Cette satisfaction solennelle, qui paraissait à beaucoup d'hommes sages du quinzième siècle le seul moyen d'écarter de la France toutes les discordes envoyées comme un châtiment par le ciel, ne devait pas avoir lieu. Déjà on avait chargé des députés d'aller, au nom du roi, ordonner au duc de ne pas attaquer les Liégeois; mais il n'avait pas obéi et il était vainqueur. A l'enthousiasme qui agitait les Armagnacs succéda une profonde terreur: la reine voulait réunir une armée; elle avait besoin d'argent et personne ne voulait lui en prêter. On fit partir le roi pour Tours; la reine et les princes l'y suivirent: au milieu de ces inquiétudes, Valentine de Milan expira, frappée par une mort prématurée, «de courroux et de deuil,» dit Juvénal des Ursins.

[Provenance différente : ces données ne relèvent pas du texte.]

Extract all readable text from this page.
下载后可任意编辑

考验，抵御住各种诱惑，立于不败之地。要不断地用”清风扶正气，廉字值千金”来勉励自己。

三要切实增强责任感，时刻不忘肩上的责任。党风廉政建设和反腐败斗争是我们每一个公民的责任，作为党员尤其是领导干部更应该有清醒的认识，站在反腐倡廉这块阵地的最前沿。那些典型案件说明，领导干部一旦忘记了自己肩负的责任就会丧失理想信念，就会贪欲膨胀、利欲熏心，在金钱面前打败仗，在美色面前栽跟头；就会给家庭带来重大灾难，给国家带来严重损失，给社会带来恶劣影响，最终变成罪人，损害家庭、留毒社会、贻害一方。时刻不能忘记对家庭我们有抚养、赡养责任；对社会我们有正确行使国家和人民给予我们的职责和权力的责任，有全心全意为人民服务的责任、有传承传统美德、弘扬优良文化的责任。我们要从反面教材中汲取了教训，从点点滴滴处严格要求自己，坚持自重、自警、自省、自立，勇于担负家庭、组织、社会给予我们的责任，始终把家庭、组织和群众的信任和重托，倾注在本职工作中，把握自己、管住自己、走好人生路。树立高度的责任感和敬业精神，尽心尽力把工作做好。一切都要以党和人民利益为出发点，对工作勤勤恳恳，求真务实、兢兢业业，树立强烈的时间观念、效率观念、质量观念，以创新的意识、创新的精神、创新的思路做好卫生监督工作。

Le 28 novembre, le duc de Bourgogne entra à Paris. Il arrivait trop tard. Le fantôme royal au nom duquel tous les partis se proscrivaient tour à tour lui avait été enlevé: il ne pouvait songer à aller le chercher de l'autre côté de la Loire; mais il savait que la reine ne tarderait point à s'ennuyer dans son exil de Tours, loin de Paris qui restait toujours le centre du gouvernement. Par la nécessité, par la force même des choses, il y eut une réconciliation: elle se fit à Chartres, le 9 mars 1408 (v. st.). Le duc de Bourgogne et les fils du duc d'Orléans jurèrent un oubli du passé qui ne pouvait être sincère. Pax, pax, inquit propheta, et non est pax, écrit le greffier du parlement sur ses registres. Le fou du duc de Bourgogne en portait le même jugement.

Jean sans Peur gagnait le plus à ce traité; car le roi rentrait à Paris et devenait en quelque sorte son otage, en s'enfermant dans une cité où le peuple était pleinement dévoué à la cause de celui qu'il espérait voir alléger ses impôts.

La puissance du duc de Bourgogne s'accroissait de jour en jour. Il disposait de toutes les milices de la Bourgogne, du Nivernais, de l'Artois et quelquefois de celles de la Flandre, du Brabant, de la Hollande. Il avait conclu une étroite alliance avec le roi de Navarre, le comte de Foix, les ducs de Bavière et de Bar; le duc d'Anjou se laissa corrompre. Isabeau de Bavière elle-même céda et devint Bourguignonne.